The benefits are evident for business owners: a monthly rent instead of huge property investment costs and flexibility to grow and hire extra staff without expensive overheads.
This is especially useful if you’re a start-up business which needs to be able to scale up, or down, swiftly.
And for employees, they offer freedom from a formal office environment, suit flexible working and can be very useful for networking.
Increasingly popular across the country, type in ‘shared work space near me’ into your favourite web browsers to compare services near you. Barclays own Eagle Labs also offers options for a co-working and office space.
Prepare for 3D printing
Over the years to come, its application could affect almost every aspect of our daily lives. In short, a 3D printer lets you ‘print’ materials in such a way that they emerge in a physical form from a machine – for example, waterproof food storage boxes, shelves, musical instruments, camera lens and toys.
You can typically use nylon, plastic, sandstone and metal in 3D printers. Perhaps the biggest immediate impact will likely be on manufacturers – if 3D printing becomes advanced enough (and cheap enough) to spread to millions of personal homes, the need for expensively produced goods in factories could drop dramatically. This, in turn, could affect the number of employees needed for manual work to assemble goods. Similarly, the potential to print 3D bricks – coupled with capacity for robots to build with them - could have a huge consequence for manual workers in the construction and house building industry.
However, the potential upside for affected industries could be considerably less overall environmental impact.
View ‘old age’ as a new opportunity – and lock in lifelong learning
Thanks to better health and longevity, many will be able to work well past traditional retirement age and on into their 70s and 80s.
Motives will differ, of course.

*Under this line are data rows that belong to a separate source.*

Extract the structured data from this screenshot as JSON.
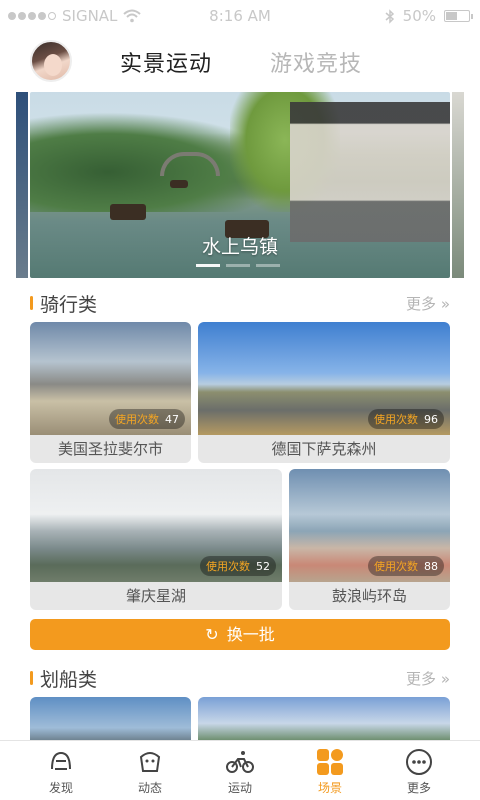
{
  "status_bar": {
    "carrier": "SIGNAL",
    "time": "8:16 AM",
    "battery": "50%",
    "battery_level": 0.5,
    "signal_dots_filled": 4
  },
  "header": {
    "tabs": [
      {
        "label": "实景运动",
        "active": true
      },
      {
        "label": "游戏竞技",
        "active": false
      }
    ]
  },
  "banner": {
    "title": "水上乌镇",
    "page_count": 3,
    "active_page": 1
  },
  "sections": {
    "cycling": {
      "title": "骑行类",
      "more_label": "更多"
    },
    "rowing": {
      "title": "划船类",
      "more_label": "更多"
    }
  },
  "usage_label": "使用次数",
  "cards": [
    {
      "name": "美国圣拉斐尔市",
      "count": "47"
    },
    {
      "name": "德国下萨克森州",
      "count": "96"
    },
    {
      "name": "肇庆星湖",
      "count": "52"
    },
    {
      "name": "鼓浪屿环岛",
      "count": "88"
    }
  ],
  "refresh_label": "换一批",
  "bottom_nav": [
    {
      "label": "发现",
      "icon": "discover-icon",
      "active": false
    },
    {
      "label": "动态",
      "icon": "activity-icon",
      "active": false
    },
    {
      "label": "运动",
      "icon": "bicycle-icon",
      "active": false
    },
    {
      "label": "场景",
      "icon": "scenes-icon",
      "active": true
    },
    {
      "label": "更多",
      "icon": "more-icon",
      "active": false
    }
  ],
  "colors": {
    "accent": "#f39a1e",
    "caption_bg": "#e7e7e7",
    "inactive_tab": "#b7b7b7"
  }
}
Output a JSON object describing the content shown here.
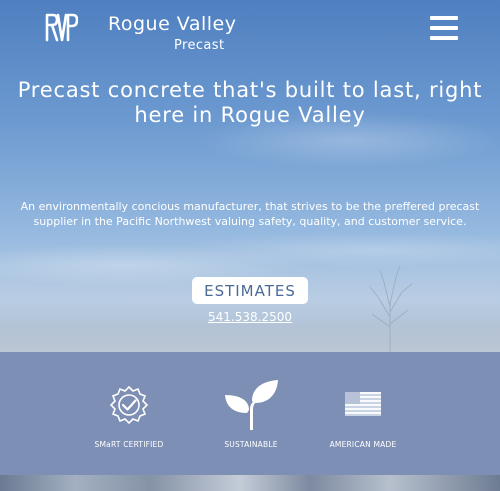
{
  "header": {
    "brand_name": "Rogue Valley",
    "brand_sub": "Precast",
    "logo_icon": "rvp-logo-icon",
    "menu_icon": "hamburger-menu-icon"
  },
  "hero": {
    "headline": "Precast concrete that's built to last, right here in Rogue Valley",
    "intro": "An environmentally concious manufacturer, that strives to be the preffered precast supplier in the Pacific Northwest valuing safety, quality, and customer service.",
    "estimates_label": "ESTIMATES",
    "phone": "541.538.2500"
  },
  "features": [
    {
      "label": "SMaRT CERTIFIED",
      "icon": "certified-badge-icon"
    },
    {
      "label": "SUSTAINABLE",
      "icon": "sprout-leaf-icon"
    },
    {
      "label": "AMERICAN MADE",
      "icon": "us-flag-icon"
    }
  ],
  "colors": {
    "band": "#7d8fb5",
    "button_text": "#4b6a97",
    "text": "#ffffff"
  }
}
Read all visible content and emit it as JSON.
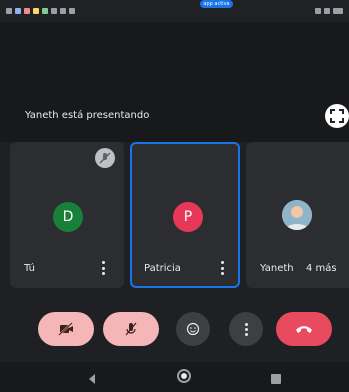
{
  "status_bar": {
    "top_pill_label": "app activa"
  },
  "presentation": {
    "presenting_text": "Yaneth está presentando"
  },
  "tiles": [
    {
      "name": "Tú",
      "initial": "D",
      "avatar_color": "#188038",
      "active": false
    },
    {
      "name": "Patricia",
      "initial": "P",
      "avatar_color": "#e8385a",
      "active": true
    },
    {
      "name": "Yaneth",
      "more_label": "4 más",
      "active": false
    }
  ],
  "controls": {
    "camera_icon": "camera-off-icon",
    "mic_icon": "mic-off-icon",
    "emoji_icon": "emoji-icon",
    "more_icon": "more-vert-icon",
    "hangup_icon": "end-call-icon"
  },
  "colors": {
    "active_border": "#1a73e8",
    "muted_button_bg": "#f4b6b6",
    "hangup_bg": "#e84a5f"
  },
  "nav": {
    "back_icon": "back-icon",
    "home_icon": "home-icon",
    "recents_icon": "recents-icon"
  }
}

While there will be those who do so to enjoy its sense of purpose and community, there will others who do so out of necessity instead to be able to generate enough income to live.
With a rising state pension age to take into account too, many workplaces will need to gear up to cater for a rise in the number of older employees.
Whether you’re young or old, being able to work effectively with colleagues of all ages will become a valuable skill – and developing your EQ could be one way to prepare.
Another way senior company leaders look to nurture talent and promote keen employees of all ages is to invest in lifelong training.
If, as an employee, you actively demonstrate you’re motivated, keen to learn and grow as a professional, you’ll be more likely to be eligible for access to courses which help you take on more responsibility with your company. Training isn’t always on tap or easily available, so when the opportunity does emerge, be prepared to grab it with both hands. As your career develops, make sure you don’t rest on your laurels. Keep on taking the initiative for training and your commitment could be rewarded – whatever your age.